Below goes question which is out of domain. Yet LLMs handle the replies in what appearing as logical way.
``` Kookers are blight. And shmakers are sin. If peker is blight and sin who is he? ```
It is out of domain and it does not fail (I've put it through thinking gemini 2.5). Now back to article. Is observed logic intristic to LLMs or it's an elaborate form of a pattern? Acoording to article it's a pattern.

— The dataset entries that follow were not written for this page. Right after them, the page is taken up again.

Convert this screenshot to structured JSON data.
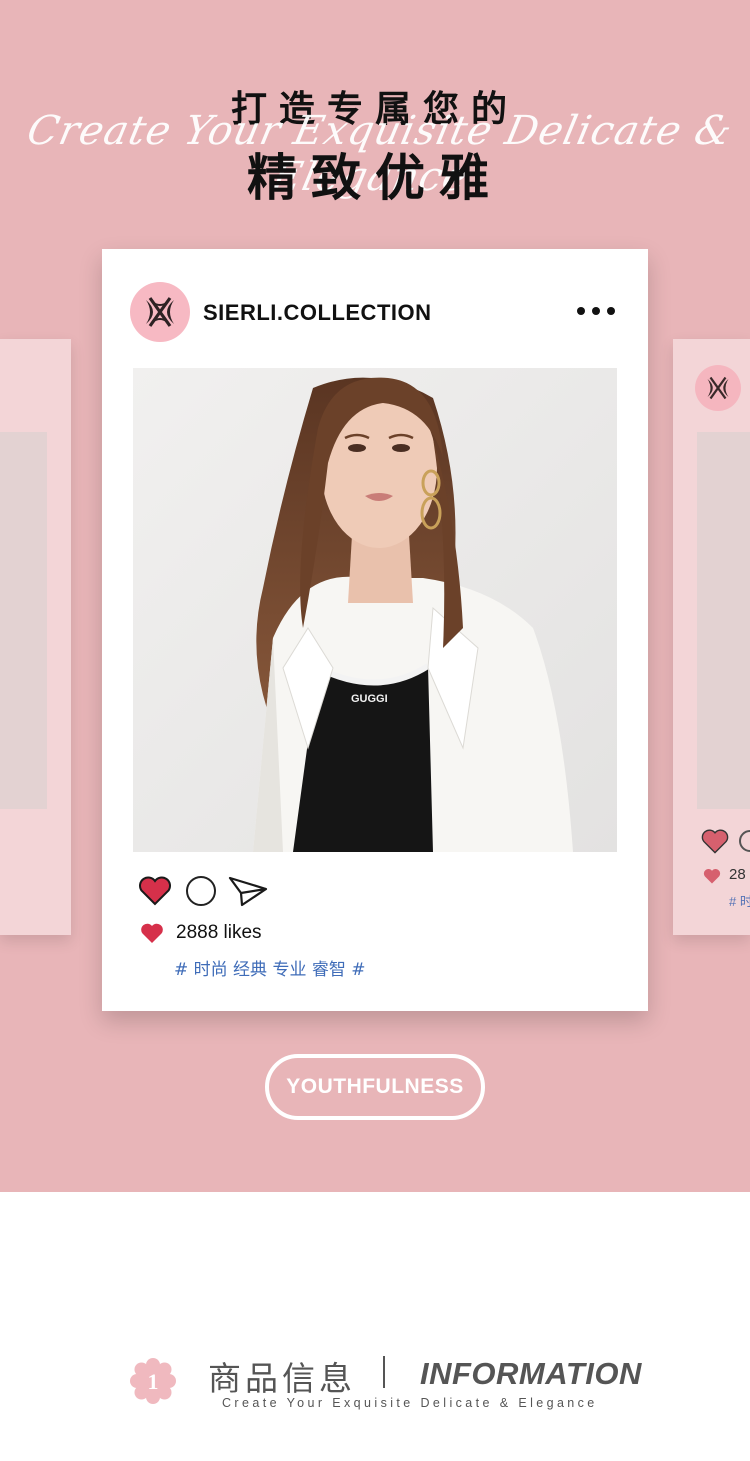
{
  "hero": {
    "title_top": "打造专属您的",
    "script_line": "Create Your Exquisite Delicate & Elegance",
    "title_main": "精致优雅",
    "background_color": "#e8b5b8"
  },
  "post": {
    "account_name": "SIERLI.COLLECTION",
    "likes_text": "2888 likes",
    "hashtags": "# 时尚 经典 专业 睿智 #",
    "shirt_print": "GUGGI",
    "icons": {
      "avatar": "brand-logo-icon",
      "more": "more-dots-icon",
      "like": "heart-icon",
      "comment": "comment-circle-icon",
      "share": "paper-plane-icon"
    },
    "heart_color": "#d6304a",
    "hashtag_color": "#3f6cb8"
  },
  "side_card": {
    "likes_partial": "28",
    "hashtag_partial": "# 时"
  },
  "pill_button": {
    "label": "YOUTHFULNESS"
  },
  "info": {
    "number": "1",
    "title_cn": "商品信息",
    "title_en": "INFORMATION",
    "subtitle": "Create Your Exquisite Delicate & Elegance"
  }
}
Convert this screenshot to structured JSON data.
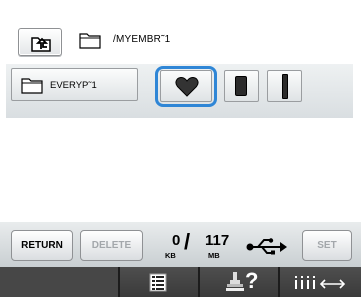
{
  "header": {
    "up_button_icon": "folder-up-icon",
    "current_path": "/MYEMBR˜1"
  },
  "folder_row": {
    "folder_name": "EVERYP˜1",
    "patterns": [
      {
        "icon": "heart-pattern-icon",
        "selected": true
      },
      {
        "icon": "rectangle-pattern-icon",
        "selected": false
      },
      {
        "icon": "bar-pattern-icon",
        "selected": false
      }
    ],
    "selection_color": "#2f86d6"
  },
  "toolbar": {
    "return_label": "RETURN",
    "delete_label": "DELETE",
    "set_label": "SET",
    "memory_used": "0",
    "memory_used_unit": "KB",
    "memory_total": "117",
    "memory_total_unit": "MB",
    "media_icon": "usb-icon"
  },
  "navbar": {
    "items": [
      {
        "icon": "list-icon"
      },
      {
        "icon": "help-icon",
        "text": "?"
      },
      {
        "icon": "thread-spacing-icon"
      }
    ]
  }
}
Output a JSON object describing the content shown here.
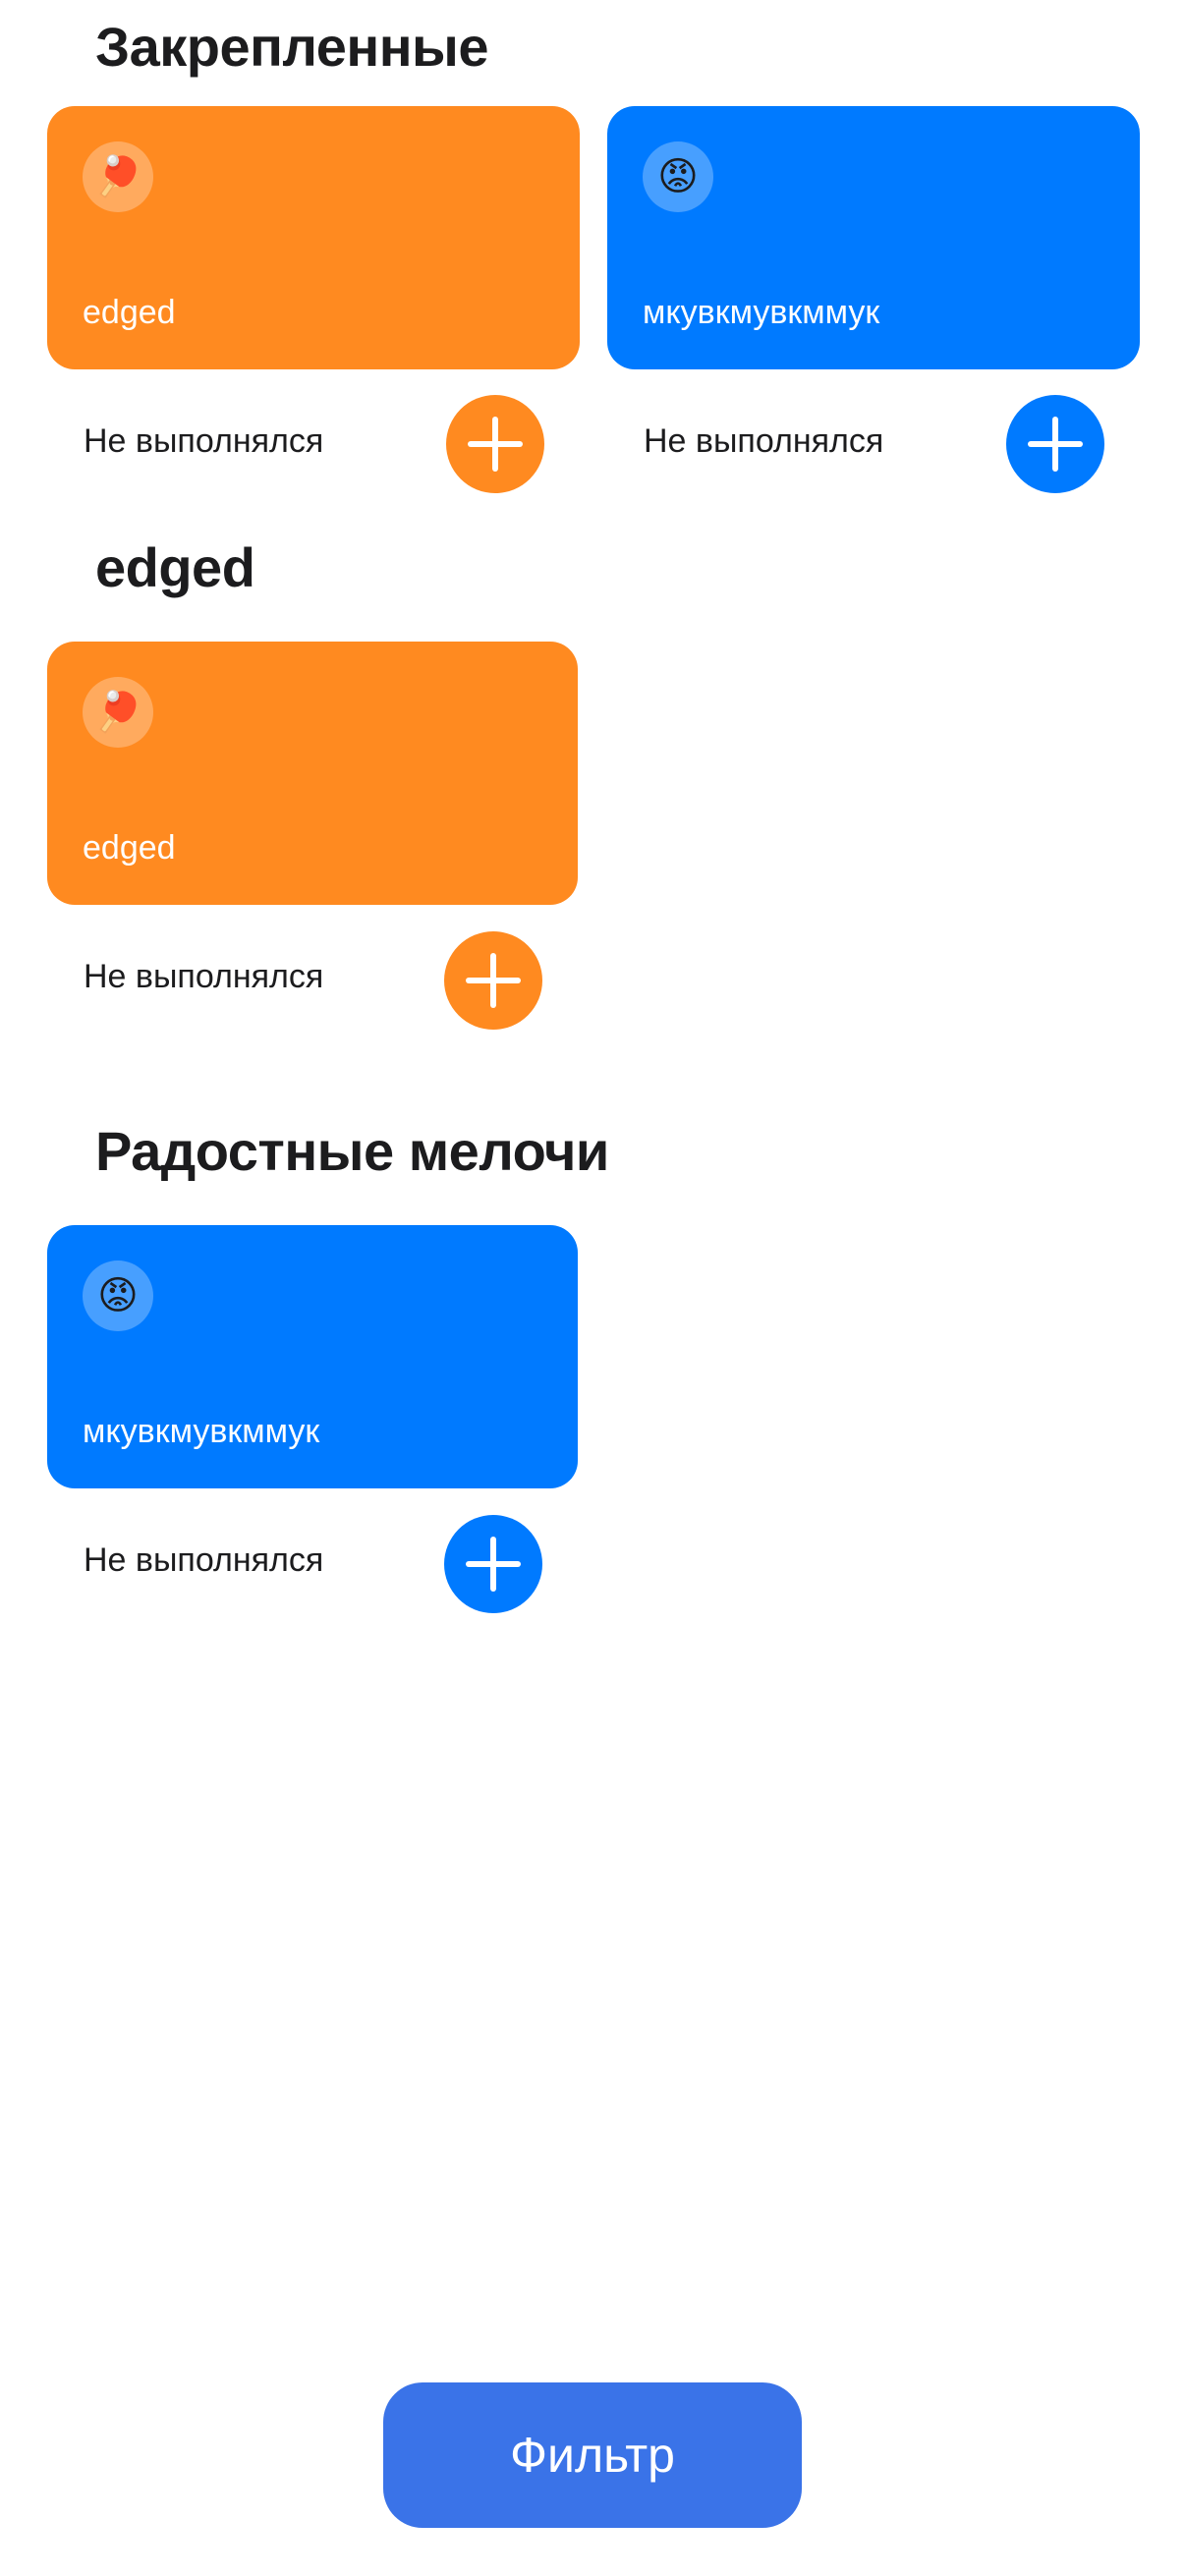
{
  "colors": {
    "orange": "#FF8A20",
    "blue": "#007AFF",
    "filter_button": "#3A73E8"
  },
  "sections": [
    {
      "title": "Закрепленные",
      "habits": [
        {
          "name": "edged",
          "emoji": "🏓",
          "icon": "ping-pong-icon",
          "status": "Не выполнялся",
          "color": "orange"
        },
        {
          "name": "мкувкмувкммук",
          "emoji": "😡",
          "icon": "angry-face-icon",
          "status": "Не выполнялся",
          "color": "blue"
        }
      ]
    },
    {
      "title": "edged",
      "habits": [
        {
          "name": "edged",
          "emoji": "🏓",
          "icon": "ping-pong-icon",
          "status": "Не выполнялся",
          "color": "orange"
        }
      ]
    },
    {
      "title": "Радостные мелочи",
      "habits": [
        {
          "name": "мкувкмувкммук",
          "emoji": "😡",
          "icon": "angry-face-icon",
          "status": "Не выполнялся",
          "color": "blue"
        }
      ]
    }
  ],
  "filter_button": {
    "label": "Фильтр"
  }
}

Out of domain means that the type of logic hasn’t been in the training set.
“All A are B, All C are D, X is A and B, what is X?” is not outside this domain.
I don't think we know that it'll fail, or at least that is not universally accepted as true. Rather, there are claims that given a large enough model / context window, such capabilities emerge. I think skepticism of that claim is warranted. This research validates that skepticism, at least for a certain parameters (model family/size, context size, etc).
There's a question which was rhetorically asked by Yaser S. Abu-Mostafa: "How do we know if we're learning from data?" and his answer was: "We are learning from data if we can generalize from our training set to our problem set."
To me, it feels a lot like Deming's "what gets measured gets done" (with the quiet part "...oftentimes at the expense of everything else."). Of course, the quiet part is different in this case.
What is this "domain" of which you speak? Because LLMs are supposedly good for flying airplanes, mental health, snakebites, and mushroom poisoning.
Its getting to the nub of whether models can extrapolate instead of interpolate.
If they had _succeeded_, we'd all be taking it as proof that LLMs can reason, right?